Guest Blogger Panthea Heydari Introduces “The NeuroPerson” Series

The NeuroPerson:
A Quest of Science and Society

by Panthea Heydari

Graduate school, especially for scientists, is often considered a bubble from the real world. We student scientists are supposed to be blissfully ignorant to the life beyond our lab benches and outside the confines of mountains of highlighted Pubmed papers. We talk in scientific jargon and balk at the idea of press releases that do not include the full methods section of our carefully dissected experimental paradigms. But this is not really the mantra of the University of Southern California…of the USC Graduate School. USC prides itself on producing not only productive scientists but also well-rounded persons. In today’s age, that well roundedness is the golden ticket to Charlie’s Chocolate Factory where grants are free flowing, papers accepted, and science glamorized at the level of celebrity (which, for the record, I think it should be!).

Let’s talk about the theme and dichotomy of being a graduate student (and in my case, scientist) and a “person”. What does this mean? Is it some esoteric abstraction of wanting to live a complicated and deep life? In reality, should I forsake the day-to-day hubbub of Los Angeles and only be concerned with my own type of science, with no regard to my peers or to who decides on my funding?

Where do I draw that line between mad scientist and productive member of society?

At the risk of sounding like our forlorn great-grandparents, times are different and things are a-changing. The days of walking uphill both ways to school may have changed with the advent of the Culver City Expo Line but our generations of scientists (and graduate students) have challenges that fundamentally question our myopic points of view. Is our particular research really the only thing worth funding? Should there be a hierarchy of science? Does our home department, type of degree, or lab location matter? Are we so separate that from the public in our ability to pick up a Western Blot technique or analyze functional Magnetic Resonance Imaging (fMRI) data?

The nature of our economy and the demands of society have (and should) force student scientists to become more integral members of the community at large. We cannot continue with science being an abstract notion for the elite few—instead, we need it to be more collaborative. Here, there is a shift and fundamental need to still live as a person while we continue as a graduate student.
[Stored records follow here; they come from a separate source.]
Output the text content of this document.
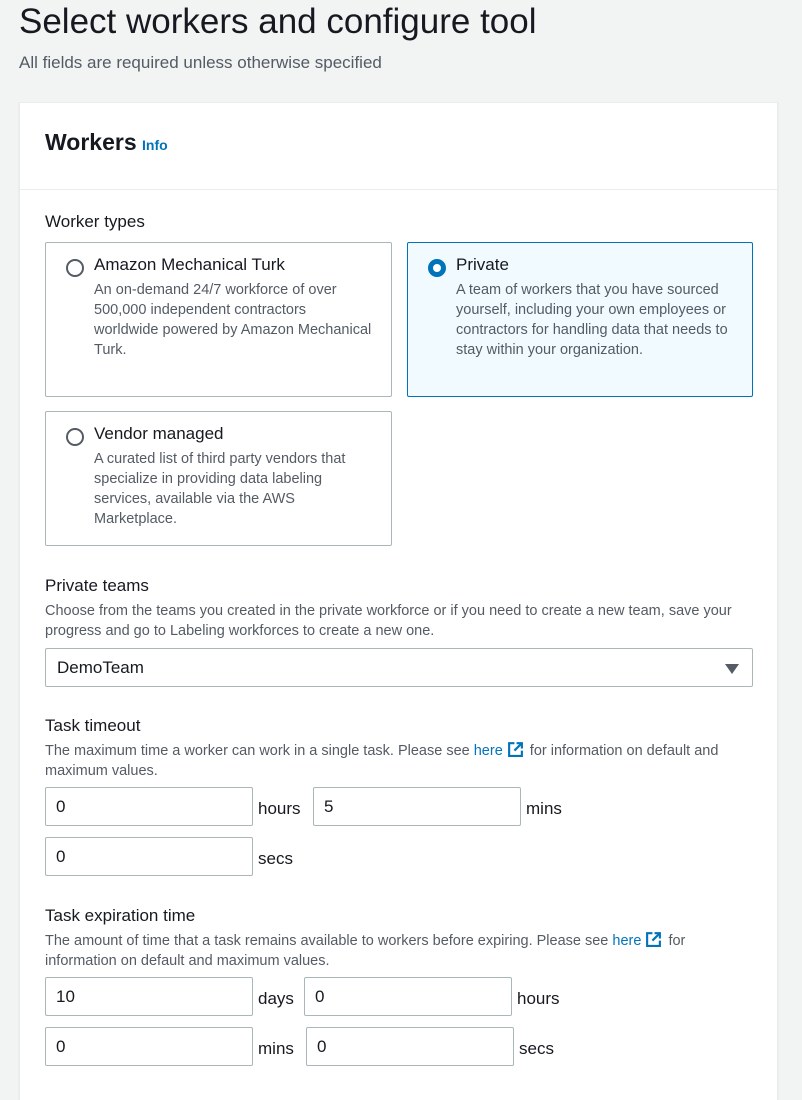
Select workers and configure tool
All fields are required unless otherwise specified
Workers Info
Worker types
Amazon Mechanical Turk
An on-demand 24/7 workforce of over 500,000 independent contractors worldwide powered by Amazon Mechanical Turk.
Private
A team of workers that you have sourced yourself, including your own employees or contractors for handling data that needs to stay within your organization.
Vendor managed
A curated list of third party vendors that specialize in providing data labeling services, available via the AWS Marketplace.
Private teams
Choose from the teams you created in the private workforce or if you need to create a new team, save your progress and go to Labeling workforces to create a new one.
DemoTeam
Task timeout
The maximum time a worker can work in a single task. Please see here for information on default and maximum values.
0
hours
5	mins
0
secs
Task expiration time
The amount of time that a task remains available to workers before expiring. Please see here for information on default and maximum values.
10
days
0	hours
0
mins
0	secs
Today, scientists find themselves at an exciting crossroads where interdepartmental programs are becoming more prevalent, where cross collaborations are promoted, and where the view of the scientist drudging along in a lab without a sense of the world at large is diminishing.

There is a need for integration of other disciplines, of social interaction at conferences, of talking the talk and expressing science to the public.  For example, take the Brain and Creativity Institute at USC, which, among many of their projects, investigates the relationship between music and the brain using neuroscience methods. Or the mind-blurring number rows upon rows upon rows of posters at the Society for Neuroscience Conference where Alzheimer’s disease Amyloid-Beta plaque analysis is presented alongside cognitive representations of the self and testosterone replacement levels in mice. Or the sold-out TedX Brain Conference at CalTech where neuroscientists, psychologists, and researchers parlayed their life’s work in 15 minutes. These are all examples of community involvement in science and scientists walking the line as a member of society.

I propose a blog to address these notions of the graduate student scientist versus the person. How do I work towards going to a collaborative conference to promote my work when I cannot fully fit into the bubble of one specific department? What does it mean to be a woman in science and should that even matter? How do I appropriately promote my science to the public, when for years I have been part of the science nerds that, by social norms, are the awkward kids that play with volcanoes and lack in social skills?  Where do I go for resources on how to be a “productive member of a society”?

I welcome you to my blog for The Graduate School, “The NeuroPerson”, and hope that in my attempt to become a “neuroscientist + person,” you start to question your own “person-dom” as well.

Send me your thoughts here!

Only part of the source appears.